Рассвет прервал его размышления. День восходил ясный, но холодный. Мацько, видимо, чувствовал себя лучше: он дышал ровнее и спокойнее. Только когда солнце стало уже порядком пригревать, он проснулся, открыл глаза и сказал:

– Полегчало мне. А где мы?

– Подъезжаем к Олькушу. Знаете, где серебро добывают и в казну отдают.

– Кабы иметь то, что в земле лежит! Вот бы можно Богданец отстроить!

– Видно, что вам лучше, – смеясь, отвечал Збышко. – Эх, хватило бы и на каменный замок. Но заедем в приход, там и примут нас, и вы сможете исповедаться. Все в руках Божьих, а все-таки лучше, когда совесть в порядке.

– Я человек грешный, покаяться рад, – отвечал Мацько. – Снилось мне ночью, что черти сдирают у меня кожу с ног… А между собой они по-немецки брехали… Слава богу, полегчало мне. А ты спал?

– Где же мне было спать, коли я вас стерег?

– Ну так приляг хоть немного. Как приедем, я тебя разбужу.

– Не до сна мне.

– А что тебе мешает?

Збышко взглянул на дядю глазами ребенка:

– Что же, как не любовь? У меня даже колики начались от вздохов, да вот сяду на минутку на коня – мне и полегчает.

И слезши с телеги, он сел на коня, которого проворно подвел ему подаренный Завишей турок. Между тем Мацько от боли немножко хватался за бок, но, очевидно, думал о чем-то другом, а не о своей болезни, потому что качал головой, чмокал губами и наконец сказал:

– Вот дивлюсь я, дивлюсь и никак не могу надивиться, в кого ты такой влюбчивый уродился: ни отец твой не был таков, ни я.

Но Збышко вместо ответа вдруг выпрямился в седле, подбоченился, вскинул голову и грянул изо всех сил:

– Гей…

И это "гей" разнеслось по лесу, откликнулось дальним эхом и наконец стихло в чаще.

А Мацько снова потрогал свой бок, в котором сидел наконечник немецкой стрелы, и с тихим стоном сказал:

– Прежде люди умнее были, понял?

Но потом он задумался, точно припоминая старые времена, и прибавил:

– Положим, кое-кто и прежде бывал дураком.

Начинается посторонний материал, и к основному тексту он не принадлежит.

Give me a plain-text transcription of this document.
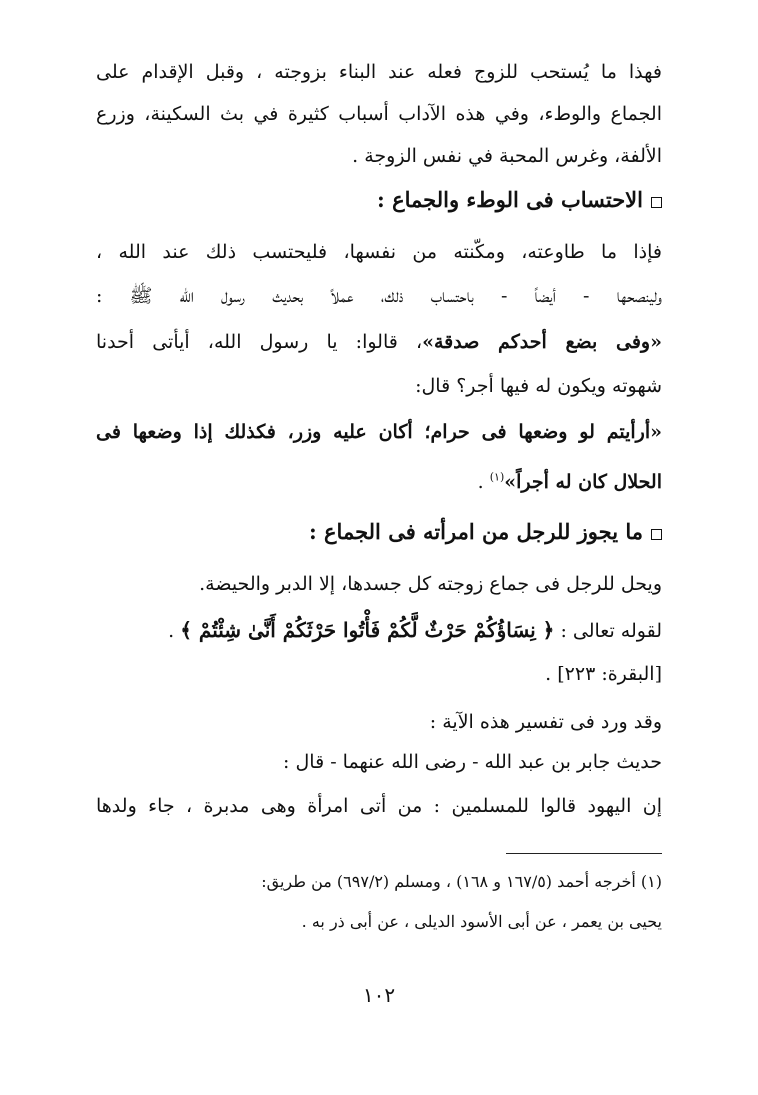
فهذا ما يُستحب للزوج فعله عند البناء بزوجته ، وقبل الإقدام على
الجماع والوطء، وفي هذه الآداب أسباب كثيرة في بث السكينة، وزرع
الألفة، وغرس المحبة في نفس الزوجة .
الاحتساب فى الوطء والجماع :
فإذا ما طاوعته، ومكّنته من نفسها، فليحتسب ذلك عند الله ،
ولينصحها - أيضاً - باحتساب ذلك، عملاً بحديث رسول الله ﷺ :
«وفى بضع أحدكم صدقة»، قالوا: يا رسول الله، أيأتى أحدنا
شهوته ويكون له فيها أجر؟ قال:
«أرأيتم لو وضعها فى حرام؛ أكان عليه وزر، فكذلك إذا وضعها فى
الحلال كان له أجراً»$^{(١)}$ .
ما يجوز للرجل من امرأته فى الجماع :
ويحل للرجل فى جماع زوجته كل جسدها، إلا الدبر والحيضة.
لقوله تعالى : ﴿ نِسَاؤُكُمْ حَرْثٌ لَّكُمْ فَأْتُوا حَرْثَكُمْ أَنَّىٰ شِئْتُمْ ﴾ .
[البقرة: ٢٢٣] .
وقد ورد فى تفسير هذه الآية :
حديث جابر بن عبد الله - رضى الله عنهما - قال :
إن اليهود قالوا للمسلمين : من أتى امرأة وهى مدبرة ، جاء ولدها
(١) أخرجه أحمد (١٦٧/٥ و ١٦٨) ، ومسلم (٦٩٧/٢) من طريق:
يحيى بن يعمر ، عن أبى الأسود الديلى ، عن أبى ذر به .
١٠٢
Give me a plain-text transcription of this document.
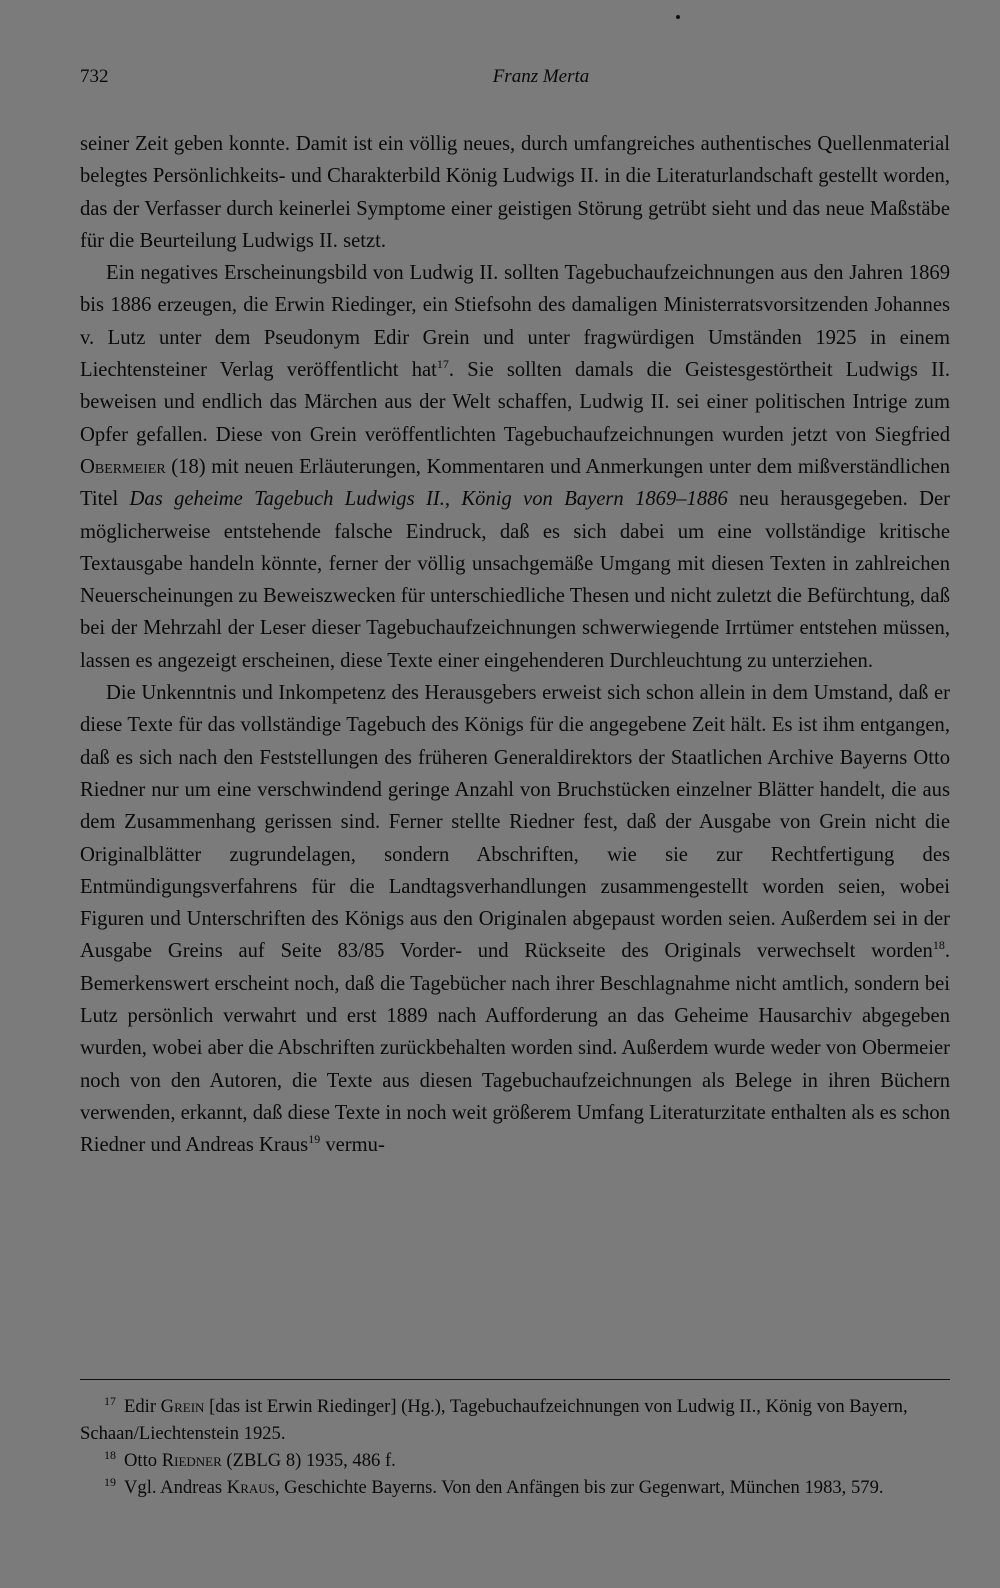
732	Franz Merta

seiner Zeit geben konnte. Damit ist ein völlig neues, durch umfangreiches authentisches Quellenmaterial belegtes Persönlichkeits- und Charakterbild König Ludwigs II. in die Literaturlandschaft gestellt worden, das der Verfasser durch keinerlei Symptome einer geistigen Störung getrübt sieht und das neue Maßstäbe für die Beurteilung Ludwigs II. setzt.

Ein negatives Erscheinungsbild von Ludwig II. sollten Tagebuchaufzeichnungen aus den Jahren 1869 bis 1886 erzeugen, die Erwin Riedinger, ein Stiefsohn des damaligen Ministerratsvorsitzenden Johannes v. Lutz unter dem Pseudonym Edir Grein und unter fragwürdigen Umständen 1925 in einem Liechtensteiner Verlag veröffentlicht hat$^{17}$. Sie sollten damals die Geistesgestörtheit Ludwigs II. beweisen und endlich das Märchen aus der Welt schaffen, Ludwig II. sei einer politischen Intrige zum Opfer gefallen. Diese von Grein veröffentlichten Tagebuchaufzeichnungen wurden jetzt von Siegfried Obermeier (18) mit neuen Erläuterungen, Kommentaren und Anmerkungen unter dem mißverständlichen Titel Das geheime Tagebuch Ludwigs II., König von Bayern 1869–1886 neu herausgegeben. Der möglicherweise entstehende falsche Eindruck, daß es sich dabei um eine vollständige kritische Textausgabe handeln könnte, ferner der völlig unsachgemäße Umgang mit diesen Texten in zahlreichen Neuerscheinungen zu Beweiszwecken für unterschiedliche Thesen und nicht zuletzt die Befürchtung, daß bei der Mehrzahl der Leser dieser Tagebuchaufzeichnungen schwerwiegende Irrtümer entstehen müssen, lassen es angezeigt erscheinen, diese Texte einer eingehenderen Durchleuchtung zu unterziehen.

Die Unkenntnis und Inkompetenz des Herausgebers erweist sich schon allein in dem Umstand, daß er diese Texte für das vollständige Tagebuch des Königs für die angegebene Zeit hält. Es ist ihm entgangen, daß es sich nach den Feststellungen des früheren Generaldirektors der Staatlichen Archive Bayerns Otto Riedner nur um eine verschwindend geringe Anzahl von Bruchstücken einzelner Blätter handelt, die aus dem Zusammenhang gerissen sind. Ferner stellte Riedner fest, daß der Ausgabe von Grein nicht die Originalblätter zugrundelagen, sondern Abschriften, wie sie zur Rechtfertigung des Entmündigungsverfahrens für die Landtagsverhandlungen zusammengestellt worden seien, wobei Figuren und Unterschriften des Königs aus den Originalen abgepaust worden seien. Außerdem sei in der Ausgabe Greins auf Seite 83/85 Vorder- und Rückseite des Originals verwechselt worden$^{18}$. Bemerkenswert erscheint noch, daß die Tagebücher nach ihrer Beschlagnahme nicht amtlich, sondern bei Lutz persönlich verwahrt und erst 1889 nach Aufforderung an das Geheime Hausarchiv abgegeben wurden, wobei aber die Abschriften zurückbehalten worden sind. Außerdem wurde weder von Obermeier noch von den Autoren, die Texte aus diesen Tagebuchaufzeichnungen als Belege in ihren Büchern verwenden, erkannt, daß diese Texte in noch weit größerem Umfang Literaturzitate enthalten als es schon Riedner und Andreas Kraus$^{19}$ vermu-

$^{17}$ Edir Grein [das ist Erwin Riedinger] (Hg.), Tagebuchaufzeichnungen von Ludwig II., König von Bayern, Schaan/Liechtenstein 1925.

$^{18}$ Otto Riedner (ZBLG 8) 1935, 486 f.

$^{19}$ Vgl. Andreas Kraus, Geschichte Bayerns. Von den Anfängen bis zur Gegenwart, München 1983, 579.
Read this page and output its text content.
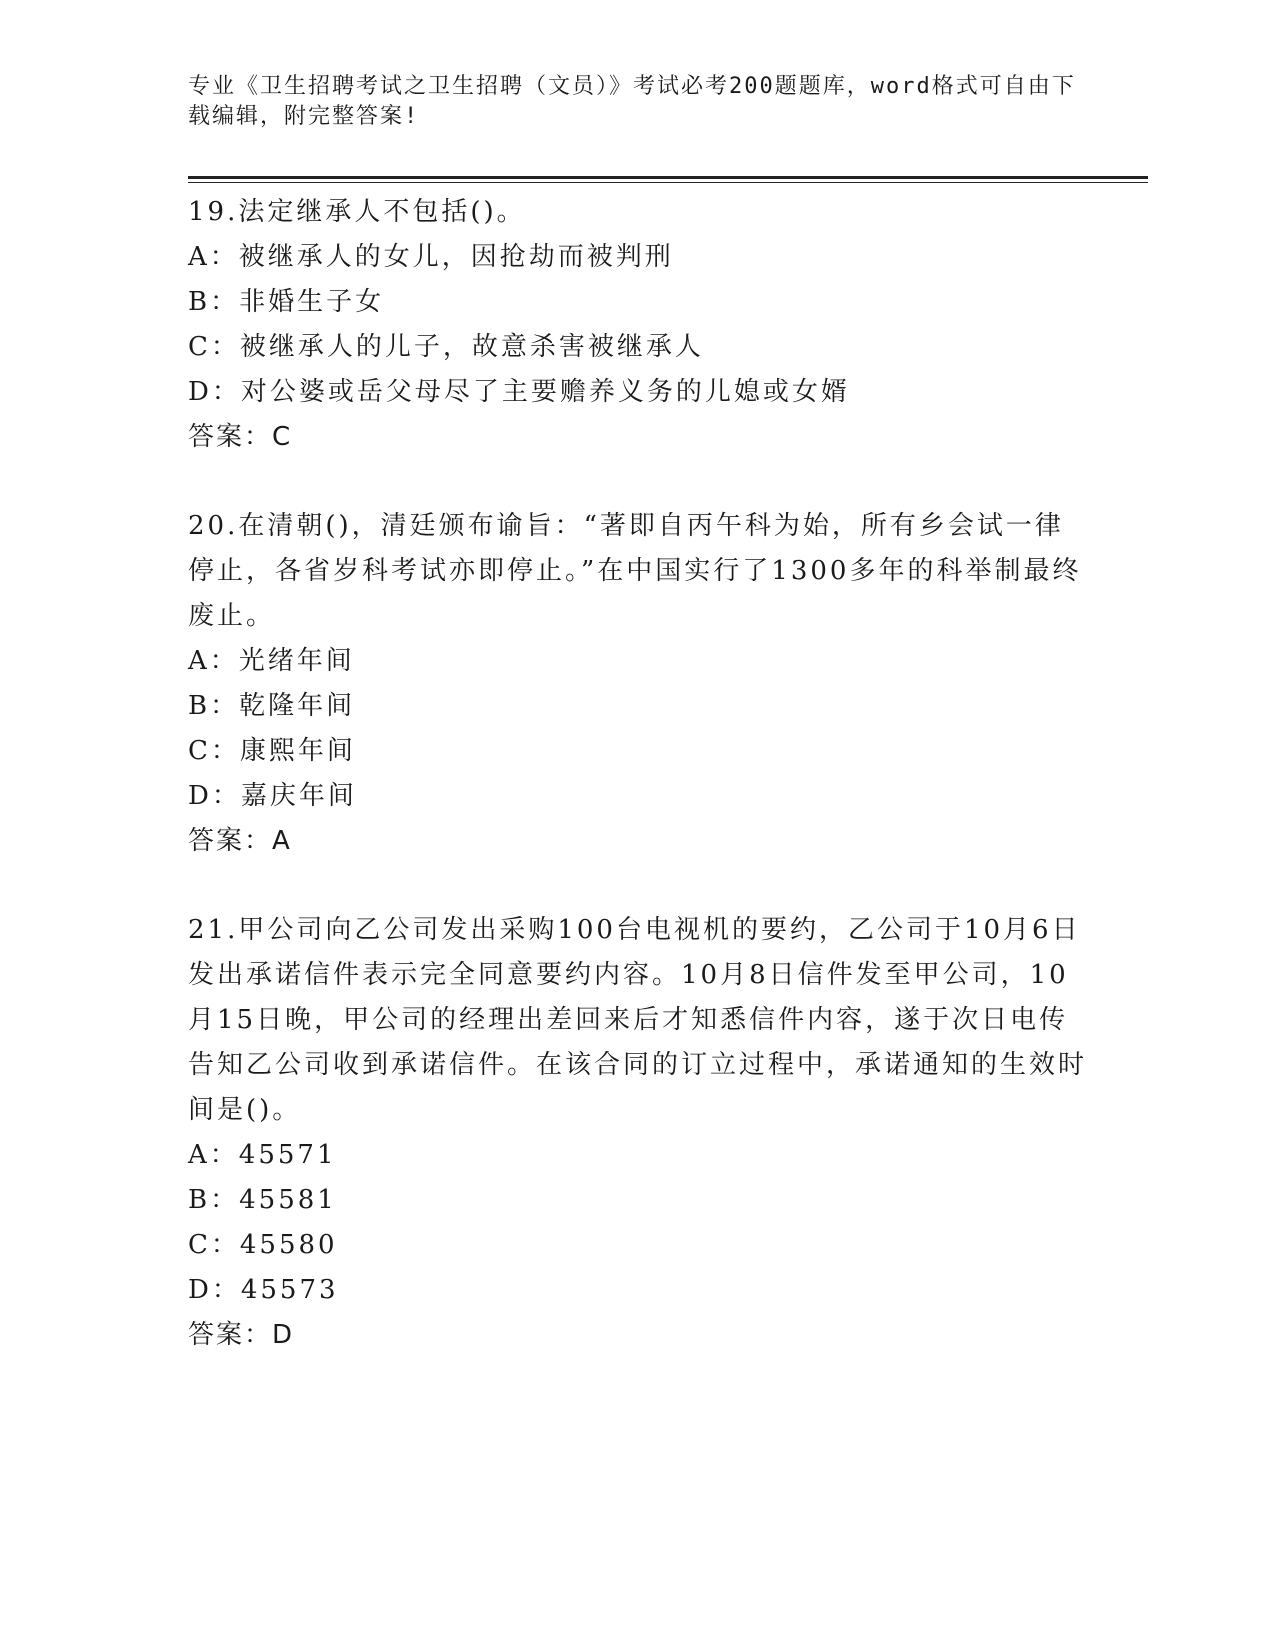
专业《卫生招聘考试之卫生招聘（文员）》考试必考200题题库，word格式可自由下载编辑，附完整答案!

19.法定继承人不包括()。

A：被继承人的女儿，因抢劫而被判刑

B：非婚生子女

C：被继承人的儿子，故意杀害被继承人

D：对公婆或岳父母尽了主要赡养义务的儿媳或女婿

答案：C

20.在清朝()，清廷颁布谕旨：“著即自丙午科为始，所有乡会试一律停止，各省岁科考试亦即停止。”在中国实行了1300多年的科举制最终废止。

A：光绪年间

B：乾隆年间

C：康熙年间

D：嘉庆年间

答案：A

21.甲公司向乙公司发出采购100台电视机的要约，乙公司于10月6日发出承诺信件表示完全同意要约内容。10月8日信件发至甲公司，10月15日晚，甲公司的经理出差回来后才知悉信件内容，遂于次日电传告知乙公司收到承诺信件。在该合同的订立过程中，承诺通知的生效时间是()。

A：45571

B：45581

C：45580

D：45573

答案：D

В это время они выехали из леса, за которым увидели шалаши рудокопов, а вдали зубчатые стены Олькуша, выстроенные королем Казимиром, и колокольню костела, построенного Владиславом Локотком.

IX

Каноник приходской церкви дал Мацьке отпущение грехов и гостеприимно оставил их ночевать, так что они тронулись в путь только на следующее утро. За Олькушем свернули они к Силезии, по границе которой намеревались доехать до самой Великой Польши. Дорога по большей части шла лесом, в котором на закате часто раздавалось, точно подземный гром, рыкание туров и зубров, а по ночам сверкали в ореховых зарослях волчьи глаза. Но еще большая опасность грозила на этой дороге купцам и путникам от немецких или онемечившихся рыцарей из Силезии, замки которых высились в разных местах вдоль границы. Правда, благодаря войне с владельцем Ополья, которому помогали против короля Владислава многочисленные силезские племянники, польские руки разрушили большую часть этих замков, но все-таки надо было быть осторожными, особенно после захода солнца, и не выпускать из рук оружия.

Ехали, однако, спокойно, так что Збышке начинала уже надоедать дорога, и только тогда, когда до Богданца оставались лишь сутки пути, ночью послышалось сзади лошадиное фырканье и топот копыт.

– Какие-то люди едут за нами следом, – сказал Збышко.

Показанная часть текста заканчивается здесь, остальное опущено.